Show HN: Ccgs – Collaborative Claude Code sessions, stored in Git branches

github.com

5 points by scrollaway 1 hour ago

My team uses Claude Code daily, and the sessions have become some of the most useful artifacts we produce. But they're trapped in ~/.claude/projects/ on whichever laptop they happened on. There's no good way to hand a colleague "the session where I untangled the migration" so they can claude --resume it and keep going from where I left off. Enter ccgs: Share Claude Code sessions through an orphan branch (@ccgs/<name>) in your existing repo's remote

- Session files carry the author's absolute paths. On pull, ccgs rewrites the working dir back to your path so resume actually works — surgically editing only the structural cwd field, not a blind find-and-replace that would happily corrupt the transcript.

- Everything goes through git plumbing (hash-object/commit-tree/update-ref) against a throwaway index. It never touches your working tree, index, or current branch, and it's fine with a dirty tree.
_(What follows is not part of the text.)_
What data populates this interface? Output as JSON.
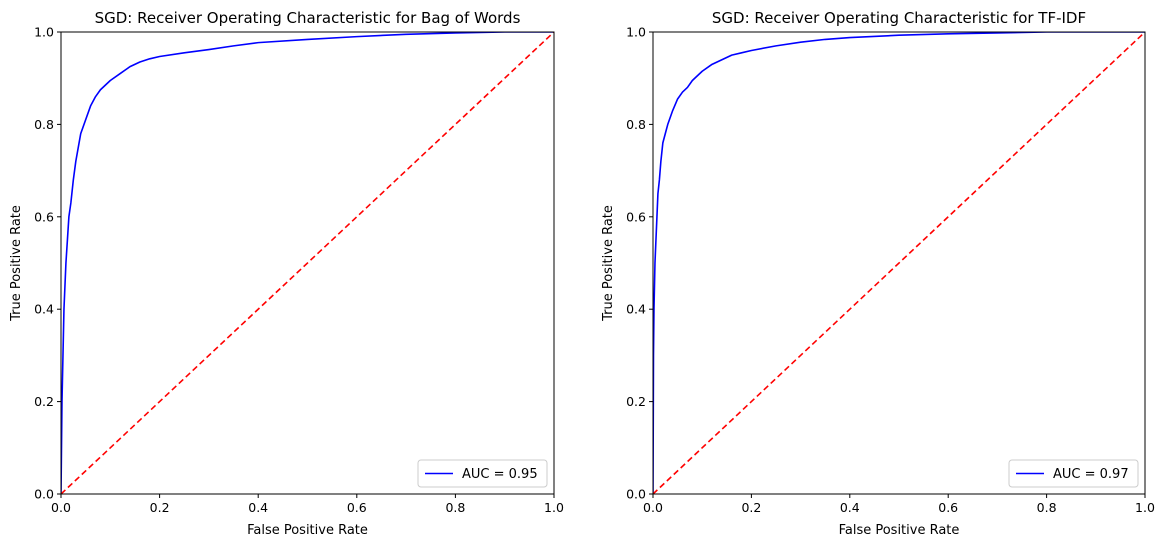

It will not git checkout something behind your back.

To try it without installing: `npx claude-git-sessions`. This also incidentally allows you to move a directory and carry the claude code transcripts with it (just push first, then move the directory, then pull)

IMPORTANT CAVEAT: Unless you have a very good security hygiene, your Claude Code sessions are likely full of sensitive information such as environment secrets. Use with caution and avoid using on public repositories. Branches used by ccgs are prefixed by `@ccgs/` so you can easily filter them out.

This project was written by and with Claude Code. This Show HN was not.

(Reposted with URL fixed)

AG342 16 minutes ago

I like the idea, but this does raise a larger question about sensitive information (that you've alluded to, but I think it's more of a systemic/cultural problem). Everyone knows you shouldn't be pasting env secrets and customer data into Claude, but many do it anyway because the perceived productivity gains offered by tools like Claude Code are just too high to ignore (and the payoff is instant and the potential risk is later).

What this does though is make that visible. If someone partakes in that bad practice, then the secrets are already sitting in the transcripts on their laptop - this just moves them somewhere shared and permanent. Maybe that's enough to discourage the practice, idk. Still, not strictly your problem, but an interesting one nonetheless.